Abstract Recent evidence suggests that rare genetic variants within the TREM2 gene are associated with increased risk of Alzheimer's disease. TREM2 mutations are the genetic basis for a condition ...characterized by polycystic lipomembranous osteodysplasia with sclerosing leukoencephalopathy (PLOSL) and an early-onset dementia syndrome. TREM2 is important in the phagocytosis of apoptotic neuronal cells by microglia in the brain. Loss of function might lead to an impaired clearance and to accumulation of necrotic debris and subsequent neurodegeneration. In this study, we investigated a consanguineous family segregating autosomal recessive behavioral variant FTLD from Antioquia, Colombia. Exome sequencing identified a nonsense mutation in TREM2 (p.Trp198X) segregating with disease.
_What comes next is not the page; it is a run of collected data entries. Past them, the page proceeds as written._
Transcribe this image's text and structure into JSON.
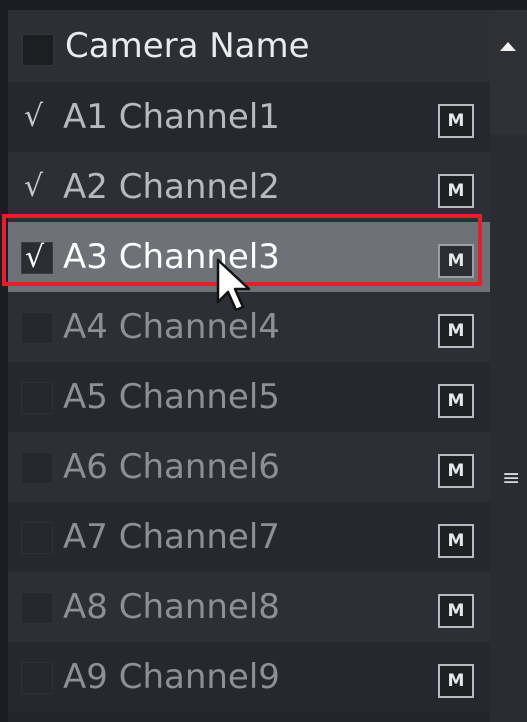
{
  "header": {
    "title": "Camera Name"
  },
  "rows": [
    {
      "label": "A1 Channel1",
      "checked": true,
      "selected": false,
      "m_label": "M"
    },
    {
      "label": "A2 Channel2",
      "checked": true,
      "selected": false,
      "m_label": "M"
    },
    {
      "label": "A3 Channel3",
      "checked": true,
      "selected": true,
      "m_label": "M"
    },
    {
      "label": "A4 Channel4",
      "checked": false,
      "selected": false,
      "m_label": "M"
    },
    {
      "label": "A5 Channel5",
      "checked": false,
      "selected": false,
      "m_label": "M"
    },
    {
      "label": "A6 Channel6",
      "checked": false,
      "selected": false,
      "m_label": "M"
    },
    {
      "label": "A7 Channel7",
      "checked": false,
      "selected": false,
      "m_label": "M"
    },
    {
      "label": "A8 Channel8",
      "checked": false,
      "selected": false,
      "m_label": "M"
    },
    {
      "label": "A9 Channel9",
      "checked": false,
      "selected": false,
      "m_label": "M"
    }
  ],
  "check_glyph": "√",
  "scrollbar": {
    "grip_glyph": "≡"
  },
  "icons": {
    "scroll_up": "triangle-up-icon",
    "cursor": "mouse-pointer-icon",
    "grip": "hamburger-grip-icon"
  },
  "colors": {
    "highlight_border": "#e0202a",
    "selected_row": "#6f7178"
  }
}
Next, using a cohort of clinically characterized and neuropathologically verified sporadic AD cases and controls, we report replication of the AD risk association at rs75932628 within TREM2 and demonstrate that TREM2 is significantly overexpressed in the brain tissue from AD cases. These data suggest that a mutational burden in TREM2 may serve as a risk factor for neurodegenerative disease in general, and that potentially this class of TREM2 variant carriers with dementia should be considered as having a molecularly distinct form of neurodegenerative disease.